Florida-based ‘Unhappy New Yorkers’ campaign targets fed-up taxpayers
Armando Codina, executive chairman of Miami real estate development firm Codina Partners, helped launch a campaign called “Unhappy New Yorkers,” aiming to attract those “fed up” with taxes and other conditions in the state.
Data from the U.S. Census Bureau showed that while Florida received more movers than any other state last year, New York’s outflows to the Sunshine State were the highest – 63,772 people. New York had the third-largest outflows of any state, with 452,580 people moving out within the past year.
The Unhappy New Yorkers campaign launched around April 15, which Armando called “an awakening day” for people who might be upset about their tax bills – thanks in part to the $10,000 cap on state and local tax deductions enacted as part of the Tax Cuts and Jobs Act. New York was found to have the highest overall state tax burden, according to a recent WalletHub study.
Florida, on the other hand, has no state income tax.
Armando said in addition to tax issues, a new pattern among millennials favoring warmer climates, job portability and the perception of an anti-business climate – bolstered by Amazon’s decision to scrap plans for its Queens HQ2 – has helped contribute to population loss in New York – to Florida’s benefit.

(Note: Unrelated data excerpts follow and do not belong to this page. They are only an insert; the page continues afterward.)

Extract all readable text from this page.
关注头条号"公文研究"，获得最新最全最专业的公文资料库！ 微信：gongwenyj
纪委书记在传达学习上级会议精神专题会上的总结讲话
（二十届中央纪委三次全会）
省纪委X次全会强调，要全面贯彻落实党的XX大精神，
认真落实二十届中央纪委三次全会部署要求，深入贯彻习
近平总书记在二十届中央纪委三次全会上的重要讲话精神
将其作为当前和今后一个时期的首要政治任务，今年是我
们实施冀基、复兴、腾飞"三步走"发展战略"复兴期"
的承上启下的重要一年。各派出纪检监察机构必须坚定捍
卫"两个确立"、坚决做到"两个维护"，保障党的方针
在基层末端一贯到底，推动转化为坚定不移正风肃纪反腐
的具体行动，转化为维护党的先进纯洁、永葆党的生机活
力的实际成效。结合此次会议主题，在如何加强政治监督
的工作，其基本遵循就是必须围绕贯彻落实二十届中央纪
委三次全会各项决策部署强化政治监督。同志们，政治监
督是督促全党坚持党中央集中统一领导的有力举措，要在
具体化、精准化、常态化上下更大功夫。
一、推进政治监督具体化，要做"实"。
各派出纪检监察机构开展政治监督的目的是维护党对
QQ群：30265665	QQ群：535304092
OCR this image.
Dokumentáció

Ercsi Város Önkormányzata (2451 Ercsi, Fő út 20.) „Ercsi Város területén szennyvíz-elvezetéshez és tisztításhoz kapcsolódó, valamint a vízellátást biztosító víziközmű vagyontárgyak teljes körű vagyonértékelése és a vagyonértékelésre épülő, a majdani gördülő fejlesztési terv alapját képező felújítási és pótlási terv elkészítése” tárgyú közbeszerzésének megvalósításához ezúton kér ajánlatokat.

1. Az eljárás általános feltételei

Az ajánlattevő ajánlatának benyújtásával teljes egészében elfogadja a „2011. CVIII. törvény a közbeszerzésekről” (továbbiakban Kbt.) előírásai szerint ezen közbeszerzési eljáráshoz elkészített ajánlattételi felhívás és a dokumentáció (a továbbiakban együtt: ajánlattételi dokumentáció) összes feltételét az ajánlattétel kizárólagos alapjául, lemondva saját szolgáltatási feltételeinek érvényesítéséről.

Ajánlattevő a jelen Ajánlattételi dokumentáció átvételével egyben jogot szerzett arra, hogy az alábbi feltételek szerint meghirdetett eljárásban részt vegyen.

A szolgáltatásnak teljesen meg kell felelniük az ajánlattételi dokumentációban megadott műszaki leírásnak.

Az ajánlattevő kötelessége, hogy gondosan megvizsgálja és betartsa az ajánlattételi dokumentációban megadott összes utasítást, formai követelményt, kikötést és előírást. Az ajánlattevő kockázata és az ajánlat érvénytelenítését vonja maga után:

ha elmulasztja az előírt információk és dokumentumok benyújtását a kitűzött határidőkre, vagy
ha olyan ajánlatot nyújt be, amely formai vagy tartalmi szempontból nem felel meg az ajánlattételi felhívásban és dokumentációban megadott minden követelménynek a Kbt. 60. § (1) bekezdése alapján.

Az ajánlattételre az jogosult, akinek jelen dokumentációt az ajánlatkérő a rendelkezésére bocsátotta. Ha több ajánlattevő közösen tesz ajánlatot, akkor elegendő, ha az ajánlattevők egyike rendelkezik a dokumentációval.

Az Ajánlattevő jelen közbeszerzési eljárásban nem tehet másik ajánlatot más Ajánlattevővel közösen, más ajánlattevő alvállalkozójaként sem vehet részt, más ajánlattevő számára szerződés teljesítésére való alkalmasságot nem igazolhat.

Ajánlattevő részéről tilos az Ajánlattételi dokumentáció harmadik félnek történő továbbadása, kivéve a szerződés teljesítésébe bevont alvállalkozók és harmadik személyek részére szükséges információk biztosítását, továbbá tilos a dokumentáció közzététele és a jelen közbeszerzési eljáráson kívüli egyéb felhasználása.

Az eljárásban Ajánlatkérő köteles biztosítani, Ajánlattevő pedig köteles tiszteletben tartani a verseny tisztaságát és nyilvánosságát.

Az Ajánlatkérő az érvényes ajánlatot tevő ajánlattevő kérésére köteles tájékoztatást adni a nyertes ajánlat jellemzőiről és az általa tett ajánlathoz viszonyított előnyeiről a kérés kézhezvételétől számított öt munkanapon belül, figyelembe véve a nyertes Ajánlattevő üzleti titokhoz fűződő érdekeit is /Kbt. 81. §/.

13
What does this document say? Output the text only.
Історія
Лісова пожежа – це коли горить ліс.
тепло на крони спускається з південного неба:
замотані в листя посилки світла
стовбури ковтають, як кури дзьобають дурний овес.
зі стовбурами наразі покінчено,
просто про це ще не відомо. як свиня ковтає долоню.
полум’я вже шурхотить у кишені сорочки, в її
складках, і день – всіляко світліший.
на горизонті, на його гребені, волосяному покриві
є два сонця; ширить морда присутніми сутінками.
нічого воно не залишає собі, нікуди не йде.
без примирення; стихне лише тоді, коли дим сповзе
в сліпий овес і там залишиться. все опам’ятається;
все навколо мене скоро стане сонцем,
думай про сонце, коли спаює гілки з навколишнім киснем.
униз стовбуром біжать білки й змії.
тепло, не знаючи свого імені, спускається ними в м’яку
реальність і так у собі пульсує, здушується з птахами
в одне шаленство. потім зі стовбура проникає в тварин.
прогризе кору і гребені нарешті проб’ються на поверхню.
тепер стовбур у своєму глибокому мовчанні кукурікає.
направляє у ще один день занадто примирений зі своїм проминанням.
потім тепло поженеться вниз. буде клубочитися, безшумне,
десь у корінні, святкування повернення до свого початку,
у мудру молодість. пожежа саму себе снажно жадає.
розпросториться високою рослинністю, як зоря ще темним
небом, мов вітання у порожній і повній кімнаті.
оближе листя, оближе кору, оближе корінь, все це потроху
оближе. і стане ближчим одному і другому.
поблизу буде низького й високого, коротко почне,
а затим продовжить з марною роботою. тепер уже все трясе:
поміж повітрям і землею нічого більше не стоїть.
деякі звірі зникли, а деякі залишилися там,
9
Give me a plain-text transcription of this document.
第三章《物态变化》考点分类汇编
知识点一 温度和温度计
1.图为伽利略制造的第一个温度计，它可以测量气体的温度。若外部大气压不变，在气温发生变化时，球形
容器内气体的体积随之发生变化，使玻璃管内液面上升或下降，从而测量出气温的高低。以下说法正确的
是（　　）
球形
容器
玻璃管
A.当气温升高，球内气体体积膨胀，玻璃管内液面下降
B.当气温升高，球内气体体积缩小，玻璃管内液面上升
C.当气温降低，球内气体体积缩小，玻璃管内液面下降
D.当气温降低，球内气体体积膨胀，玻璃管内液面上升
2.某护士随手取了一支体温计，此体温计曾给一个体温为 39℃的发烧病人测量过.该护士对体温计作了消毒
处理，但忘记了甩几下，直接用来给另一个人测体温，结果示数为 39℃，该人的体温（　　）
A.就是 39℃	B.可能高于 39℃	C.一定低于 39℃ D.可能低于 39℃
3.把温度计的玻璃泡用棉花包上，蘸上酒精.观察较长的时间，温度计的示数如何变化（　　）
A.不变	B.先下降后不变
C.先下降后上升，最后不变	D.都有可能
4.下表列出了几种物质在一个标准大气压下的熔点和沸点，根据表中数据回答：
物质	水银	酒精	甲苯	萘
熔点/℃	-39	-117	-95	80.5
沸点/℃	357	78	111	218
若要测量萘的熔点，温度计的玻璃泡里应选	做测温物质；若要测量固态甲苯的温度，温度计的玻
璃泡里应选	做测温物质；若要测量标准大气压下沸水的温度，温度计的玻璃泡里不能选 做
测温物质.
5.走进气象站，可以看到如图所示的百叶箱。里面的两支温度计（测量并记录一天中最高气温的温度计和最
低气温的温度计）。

He said he has “absolutely” seen an uptick in moves following the SALT changes.
The campaign’s website asks whether visitors are unhappy New Yorkers due to “high taxes,” “rotten weather,” and the “outrageous cost of living.” It also has a section dedicated to “total savings” for people moving to Florida, reportedly at $24,649 for someone with an income of $100,000; $49,509 for someone with an income of $200,000 and $235,197 for people with incomes of $1 million. It is unclear what metrics were factored into those calculations.
New York’s Democratic Gov. Andrew Cuomo has said he expects the cap on state and local tax deductions to have a negative impact on the state’s population – and tax receipts. He blamed a $2.3 billion budget deficit on the new tax law, calling the state’s financial situation “as serious as a heart attack” as wealthy residents leave.
Armando noted that because of falling tax revenues, the tax situation is only likely to get worse for New York residents.
It’s not just New Yorkers leaving for Florida. The state received the most movers from other states last year. To capitalize on those trends, Armando’s firm will eventually launch similar campaigns targeting New Jersey and Connecticut, he said.
Armando noted that while his campaign is unlikely to spur moves, it could reach people who were beginning the moving process.